Over these past ten years, I've participated more often than I had expected but never with the full array of liturgies. I've subbed in for clergy on sabbaticals or family leave; I've preached Maundy Thursday or offered a reflection on Good Friday. I've preached also at the Clergy Renewal of Vows/Chrism Mass on the Tuesday of Holy Week. In other words, I've had some connection or other.
But this year is different. I'll be in the pews all week long. I'm ready for that. I'm also thinking about what I won't have a chance to say from the pulpit. This post replaces that as a panorama of the entire week.
My own thinking about the meaning of the week and especially of Palm/Passion Sunday was transformed by reading The Last Week: What the Gospels Really Teach About Jesus's Final Days in Jerusalem. I commend it to preachers and hearers of sermons alike.
This is NOT a review of that book which, to be honest, I read a long time ago. Rather, what I remember/learned from that book may be helpful for this post, which is really about faith and politics.
In my work, even more now than in the parish where I had pastoral relationships with members of my congregation, I hear (almost always from the right) that the Church needs to stay "out of politics." Then they mutter something about "separation of Church and State" which almost always leads me to believe they have no idea what they are talking about. What they really mean to be saying is they don't like the politics they perceive as "liberal" or progressive that characterizes the Episcopal Church these days. What they mean is that they don't want the Church to speak up about racial reconciliation, or gun violence, or discrimination against the LGBTQI population. What they almost always mean (even when they say "stick with Jesus") is that they wish we would speak against abortion and stand for "traditional family values." They see their issues as "moral" issues and label the moral issues of gun violence, systemic racism, climate change etc. as "political."
They are wrong.
I'll save a post about how "in those days a decree went out from Emperor Augustus that all the world should be registered" for some Christmas. I will just say here (as I've said many times before) that IS a political statement if ever there was one. Jesus wasn't born anywhere. He was born somewhere - and even on the edges of Roman Imperial Power it was in the air he breathed and the water he drank.

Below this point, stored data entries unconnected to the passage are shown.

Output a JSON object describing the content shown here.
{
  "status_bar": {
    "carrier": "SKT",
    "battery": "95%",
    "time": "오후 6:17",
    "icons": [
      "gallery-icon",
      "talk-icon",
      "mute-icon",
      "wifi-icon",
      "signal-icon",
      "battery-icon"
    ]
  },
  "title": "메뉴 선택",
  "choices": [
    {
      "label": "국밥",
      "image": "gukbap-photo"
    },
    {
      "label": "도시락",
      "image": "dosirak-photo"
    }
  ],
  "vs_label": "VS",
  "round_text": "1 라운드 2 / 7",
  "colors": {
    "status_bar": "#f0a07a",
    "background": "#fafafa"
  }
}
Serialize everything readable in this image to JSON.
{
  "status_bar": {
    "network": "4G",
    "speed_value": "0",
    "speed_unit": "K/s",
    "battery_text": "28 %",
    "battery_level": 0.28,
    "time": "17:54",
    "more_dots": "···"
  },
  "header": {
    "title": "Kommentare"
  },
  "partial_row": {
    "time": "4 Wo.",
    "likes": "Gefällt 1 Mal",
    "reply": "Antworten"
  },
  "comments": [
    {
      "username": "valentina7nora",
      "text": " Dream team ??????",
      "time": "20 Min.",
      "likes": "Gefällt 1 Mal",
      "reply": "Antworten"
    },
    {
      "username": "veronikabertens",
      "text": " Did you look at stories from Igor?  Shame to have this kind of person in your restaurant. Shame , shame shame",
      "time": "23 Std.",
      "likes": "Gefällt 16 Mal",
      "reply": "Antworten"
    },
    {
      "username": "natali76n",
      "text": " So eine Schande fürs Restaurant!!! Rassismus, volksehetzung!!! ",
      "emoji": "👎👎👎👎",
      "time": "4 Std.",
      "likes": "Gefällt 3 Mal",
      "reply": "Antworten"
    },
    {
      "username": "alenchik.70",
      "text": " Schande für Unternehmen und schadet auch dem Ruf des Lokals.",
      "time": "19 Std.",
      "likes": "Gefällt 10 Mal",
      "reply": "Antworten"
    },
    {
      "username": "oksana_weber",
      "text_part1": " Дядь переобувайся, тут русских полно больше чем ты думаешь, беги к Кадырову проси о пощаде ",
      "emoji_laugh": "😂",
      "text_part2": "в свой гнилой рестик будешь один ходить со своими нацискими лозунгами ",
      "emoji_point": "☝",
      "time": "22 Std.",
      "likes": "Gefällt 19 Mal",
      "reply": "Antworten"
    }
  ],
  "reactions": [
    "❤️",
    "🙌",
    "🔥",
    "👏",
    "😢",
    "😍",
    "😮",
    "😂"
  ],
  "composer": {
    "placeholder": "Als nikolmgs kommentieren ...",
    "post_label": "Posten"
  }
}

What I'll say about Jesus' final days in Jerusalem is that they were also political. Borg and Crossan make the compelling case that Jesus' entry into Jerusalem was a counter-demonstration against Roman Imperial Power "on the other side of town." Whether or not they are right about that, the language of the day is filled with politics: David was a king, after all, so what might a Son of David be? Hosanna in the highest!
The tension in Jerusalem is thick in Holy Week, as it still can be in the City of Salaam - of peace. Jesus appears before Pontius Pilate. Whatever one might claim about his guilt or innocence, it's a political trial. His death is on a cross as a dangerous rabble-rouser. Crucifixion is the preferred Roman method of enforcing the death penalty. Regardless of one's theology of the atonement (what does it mean that Jesus died for the sins of the world?) the reality which is not mutually exclusive is that he was killed for the same reason that people like Martin Luther King, Jr and Ghandi and Steven Biko were killed: by the powers-that-be.
I'm weary of people who use and misuse theology to spiritualize the gospel of Jesus Christ. We can argue about the best political responses but saying Christian preachers need to "stick with Jesus" is, to put it in the most charitable possible words, "ill informed." You cannot talk about Jesus apart from the politics of his day. And ours.
I invite readers of this post who, like me, will be sitting in the pews this next week to pay close attention to the readings and hear them again for the first time. Recall that the liturgical context for even being in Jerusalem was that it was Passover. Don't Christianize Passover - please! Instead find a Jewish friend who will invite you to their table to remember another story from another empire, Egypt, and another emperor, called Pharaoh. Hear the story again, for the first time as the drama unfolds and we hear the Passion read aloud, twice if we go to church on Palm Sunday and Good Friday.
And if you are a preacher, be not afraid. Allow the texts to speak to our context. Most definitely make it about Jesus. But don't make Jesus disembodied from the time and place and circumstances that led to his death on a cross, so that when God raises Jesus from the dead and the tomb is empty, we will have a deeper appreciation for what that means in this time and place.